TRIP, a national transportation advocacy group estimates that poor road and bridge conditions in New York cost drivers $2,300 annually in lost time, fuel costs, vehicle repairs and other expenses.

Indeed, even our own DOT estimates that the state spends half of what we need on transportation each year.

Advocacy does make a difference on these issues.

In 2013, due to the pressure put on by myself, several of my Upstate legislative colleagues and highway superintendents throughout the state, we were able to get a $75 million increase in base funding for the Consolidated Local Street and Highway Improvement Program (CHIPS) – the program that provides aid to our local highway departments.

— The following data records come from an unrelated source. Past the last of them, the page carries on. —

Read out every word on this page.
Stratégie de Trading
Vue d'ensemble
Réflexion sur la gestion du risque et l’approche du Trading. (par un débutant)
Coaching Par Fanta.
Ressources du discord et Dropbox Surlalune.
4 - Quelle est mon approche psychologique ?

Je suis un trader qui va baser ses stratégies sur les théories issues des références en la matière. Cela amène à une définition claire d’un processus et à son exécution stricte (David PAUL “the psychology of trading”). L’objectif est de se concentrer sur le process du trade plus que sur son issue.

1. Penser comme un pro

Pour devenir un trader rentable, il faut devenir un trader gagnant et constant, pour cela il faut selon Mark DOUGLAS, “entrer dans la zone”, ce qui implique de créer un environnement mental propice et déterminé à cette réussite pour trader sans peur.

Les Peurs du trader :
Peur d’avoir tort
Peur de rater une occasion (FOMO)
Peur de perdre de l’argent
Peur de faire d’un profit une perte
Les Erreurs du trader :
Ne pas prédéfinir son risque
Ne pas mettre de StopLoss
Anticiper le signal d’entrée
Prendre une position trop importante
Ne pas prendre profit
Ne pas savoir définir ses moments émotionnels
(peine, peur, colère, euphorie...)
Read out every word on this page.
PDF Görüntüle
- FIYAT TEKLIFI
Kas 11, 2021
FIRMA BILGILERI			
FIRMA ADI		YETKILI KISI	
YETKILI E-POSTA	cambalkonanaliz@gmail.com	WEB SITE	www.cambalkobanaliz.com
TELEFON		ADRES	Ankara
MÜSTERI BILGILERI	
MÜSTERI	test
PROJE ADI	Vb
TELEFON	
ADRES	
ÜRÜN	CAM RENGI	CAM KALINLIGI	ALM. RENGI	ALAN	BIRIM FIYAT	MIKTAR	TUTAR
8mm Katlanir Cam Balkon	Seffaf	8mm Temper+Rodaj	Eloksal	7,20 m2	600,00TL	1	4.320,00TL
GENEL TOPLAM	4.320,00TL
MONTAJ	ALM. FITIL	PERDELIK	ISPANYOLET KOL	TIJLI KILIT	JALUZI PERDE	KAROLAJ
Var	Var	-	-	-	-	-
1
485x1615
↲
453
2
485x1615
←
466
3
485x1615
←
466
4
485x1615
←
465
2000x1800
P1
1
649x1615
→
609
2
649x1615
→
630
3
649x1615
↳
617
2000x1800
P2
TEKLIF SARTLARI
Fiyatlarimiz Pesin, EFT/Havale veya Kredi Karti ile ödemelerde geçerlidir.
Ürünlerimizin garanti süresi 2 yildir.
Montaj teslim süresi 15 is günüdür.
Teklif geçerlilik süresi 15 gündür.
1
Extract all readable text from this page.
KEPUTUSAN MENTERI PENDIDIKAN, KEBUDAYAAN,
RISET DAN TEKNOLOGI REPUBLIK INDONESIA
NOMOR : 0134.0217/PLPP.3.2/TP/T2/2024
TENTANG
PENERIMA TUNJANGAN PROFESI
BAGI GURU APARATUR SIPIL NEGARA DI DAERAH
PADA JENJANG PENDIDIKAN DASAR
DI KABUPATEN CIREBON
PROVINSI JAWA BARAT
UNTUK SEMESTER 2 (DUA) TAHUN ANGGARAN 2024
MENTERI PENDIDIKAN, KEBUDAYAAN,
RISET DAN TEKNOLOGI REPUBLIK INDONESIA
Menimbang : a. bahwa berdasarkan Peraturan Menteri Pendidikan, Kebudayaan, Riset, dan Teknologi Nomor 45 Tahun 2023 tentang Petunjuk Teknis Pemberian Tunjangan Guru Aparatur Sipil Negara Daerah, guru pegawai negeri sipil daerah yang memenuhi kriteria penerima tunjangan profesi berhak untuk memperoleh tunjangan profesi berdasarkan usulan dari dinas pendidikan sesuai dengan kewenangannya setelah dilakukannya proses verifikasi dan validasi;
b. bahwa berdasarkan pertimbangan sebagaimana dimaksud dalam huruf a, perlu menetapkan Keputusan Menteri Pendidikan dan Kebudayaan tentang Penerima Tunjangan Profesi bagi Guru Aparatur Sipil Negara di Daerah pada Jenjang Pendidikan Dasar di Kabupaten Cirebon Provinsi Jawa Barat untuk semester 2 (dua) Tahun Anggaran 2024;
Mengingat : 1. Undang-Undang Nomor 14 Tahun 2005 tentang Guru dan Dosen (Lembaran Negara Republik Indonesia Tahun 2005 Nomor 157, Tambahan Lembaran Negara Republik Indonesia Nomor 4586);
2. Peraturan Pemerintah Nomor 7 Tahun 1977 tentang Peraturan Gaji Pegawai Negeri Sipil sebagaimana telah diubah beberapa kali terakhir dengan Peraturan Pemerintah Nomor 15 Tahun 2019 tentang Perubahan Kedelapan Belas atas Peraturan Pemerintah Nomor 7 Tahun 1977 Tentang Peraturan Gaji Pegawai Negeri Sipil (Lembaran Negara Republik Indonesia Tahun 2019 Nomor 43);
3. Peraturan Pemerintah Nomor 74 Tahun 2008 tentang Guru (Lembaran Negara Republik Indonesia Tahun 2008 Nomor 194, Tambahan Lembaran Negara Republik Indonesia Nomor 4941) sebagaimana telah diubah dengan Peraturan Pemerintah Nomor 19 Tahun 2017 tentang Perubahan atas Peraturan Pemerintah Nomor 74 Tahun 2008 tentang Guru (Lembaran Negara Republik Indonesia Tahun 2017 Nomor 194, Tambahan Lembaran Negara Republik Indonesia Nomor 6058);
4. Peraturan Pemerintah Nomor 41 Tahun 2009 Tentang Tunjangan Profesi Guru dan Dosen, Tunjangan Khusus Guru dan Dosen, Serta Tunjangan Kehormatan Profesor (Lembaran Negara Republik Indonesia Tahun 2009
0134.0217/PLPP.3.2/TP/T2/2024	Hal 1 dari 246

In addition, over the last two years, we were able to secure an additional $40 million and $50 million respectively in winter recovery funds, dispersed through the CHIPS formula to help our local municipalities maintain our roads due to the harsh winters.

This year CHIPS received $438 million.

More needs to be done, however, and it should be done on par with downstate.  If the governor is going to find $8.3 billion in this year’s state budget for the MTA, equal amounts should be also dedicated to Upstate’s roads and bridges which are also in desperate need of repair.